Many pundits thought IBM was crazy in the way the company designed its recent POWER designs, namely with its “Swiss Army knife of acceleration” approach. When IBM had to make the bet on CAPI, PCIe Gen4, and NVLink, GPU and FPGA acceleration and shared memory wasn’t even a thing. Now, GPU accelerated computing is the rage and FPGAs are gaining steam. IBM saw the future, bet on it, and was right, hence the success in those accelerated applications.
In this same way, I see IBM doing this with its Quantum efforts.
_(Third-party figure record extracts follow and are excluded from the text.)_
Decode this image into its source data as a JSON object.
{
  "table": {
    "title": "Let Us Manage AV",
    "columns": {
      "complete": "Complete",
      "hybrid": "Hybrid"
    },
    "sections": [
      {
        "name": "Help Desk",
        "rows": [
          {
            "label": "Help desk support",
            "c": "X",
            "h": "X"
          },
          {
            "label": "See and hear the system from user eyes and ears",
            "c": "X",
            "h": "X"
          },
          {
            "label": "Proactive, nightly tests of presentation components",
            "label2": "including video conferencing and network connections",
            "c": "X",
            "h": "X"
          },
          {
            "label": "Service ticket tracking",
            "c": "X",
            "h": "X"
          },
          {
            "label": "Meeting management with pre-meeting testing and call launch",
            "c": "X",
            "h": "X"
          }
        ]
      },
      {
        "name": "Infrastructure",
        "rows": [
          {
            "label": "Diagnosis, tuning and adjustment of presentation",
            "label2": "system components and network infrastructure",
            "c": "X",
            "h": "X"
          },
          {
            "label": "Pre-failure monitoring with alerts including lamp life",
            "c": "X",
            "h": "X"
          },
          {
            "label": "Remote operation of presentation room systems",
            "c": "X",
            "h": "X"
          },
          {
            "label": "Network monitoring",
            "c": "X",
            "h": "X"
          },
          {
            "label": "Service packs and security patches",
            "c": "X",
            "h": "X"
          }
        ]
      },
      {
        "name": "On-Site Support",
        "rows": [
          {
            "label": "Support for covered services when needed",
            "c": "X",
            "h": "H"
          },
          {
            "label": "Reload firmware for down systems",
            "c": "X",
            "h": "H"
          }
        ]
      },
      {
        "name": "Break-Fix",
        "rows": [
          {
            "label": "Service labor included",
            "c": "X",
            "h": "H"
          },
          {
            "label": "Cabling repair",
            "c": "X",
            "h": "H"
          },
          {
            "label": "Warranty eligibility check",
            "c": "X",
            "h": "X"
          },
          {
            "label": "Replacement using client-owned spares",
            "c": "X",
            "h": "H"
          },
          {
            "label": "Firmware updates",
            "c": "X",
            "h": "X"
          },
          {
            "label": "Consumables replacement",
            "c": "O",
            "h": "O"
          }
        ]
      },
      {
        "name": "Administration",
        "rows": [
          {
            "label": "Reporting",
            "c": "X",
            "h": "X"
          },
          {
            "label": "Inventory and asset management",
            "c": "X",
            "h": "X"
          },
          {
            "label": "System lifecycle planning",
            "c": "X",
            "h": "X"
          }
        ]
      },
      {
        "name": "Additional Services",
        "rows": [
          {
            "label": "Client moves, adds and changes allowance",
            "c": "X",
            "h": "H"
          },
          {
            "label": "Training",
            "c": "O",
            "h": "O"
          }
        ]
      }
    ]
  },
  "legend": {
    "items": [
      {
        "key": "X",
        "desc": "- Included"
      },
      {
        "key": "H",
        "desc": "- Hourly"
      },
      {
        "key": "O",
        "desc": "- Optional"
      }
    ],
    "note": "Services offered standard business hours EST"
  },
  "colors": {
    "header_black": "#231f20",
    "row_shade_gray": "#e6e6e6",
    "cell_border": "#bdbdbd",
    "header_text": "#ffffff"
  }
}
Moor Insights & Strategy analyst Paul Smith-Goodson this month outlined where he sees quantum computing making huge impacts:
- New chemicals, drugs, and materials can be modeled, modified, and designed with custom properties to develop new pharmaceutical, commercial, and business products.
- Today we use supercomputers for a variety of optimization problems, such as Monte Carlo simulations, energy applications, and bond prices. Quantum computers will allow for more robust simulations and on a much larger scale to provide more in-depth insight, higher efficiency, and better forecasting.
- The combination of quantum computing and artificial intelligence is almost a scary thought. Artificial intelligence might become orders of magnitude smarter than it is today. CORAL was very clear that its direction isn’t a FLOPS monster, but FLOPs plus AI.
Essentially what Smith-Goodson is talking about here is the next generation of HPC. Dr. Jeffrey Welser, Vice President of IBM Research, gave the keynote address at SEMICON West. He said it will take another three to five years to develop a mid-scale quantum computer but also acknowledged it would take another 10 to 15 years until we realize the real benefits of quantum computing. With the IBM Q Experience, researchers can get access to quantum devices and simulators to get started now.
IBM, without a doubt, is one of the leaders or the leader in quantum computing and in what we believe at Moor Insights & Strategy is part of the future of HPC.
In closing
I am hopeful you can see a few things about the HPC market and IBM’s participation in it. One is that the HPC market is more than a top 10 TOP500 market and is rapidly expanding into enterprise financial, energy, and pharma applications. Secondly, that IBM has some of the technology in areas like Quantum that could get it right back into the new top 10 in addition to better servicing the smaller TOP500 and enterprise HPC applications. While we have to look at the recent top 10 TOP500 setbacks, I think it’s more productive to look at IBM’s HPC future which is bright based on its 40-year quantum investment.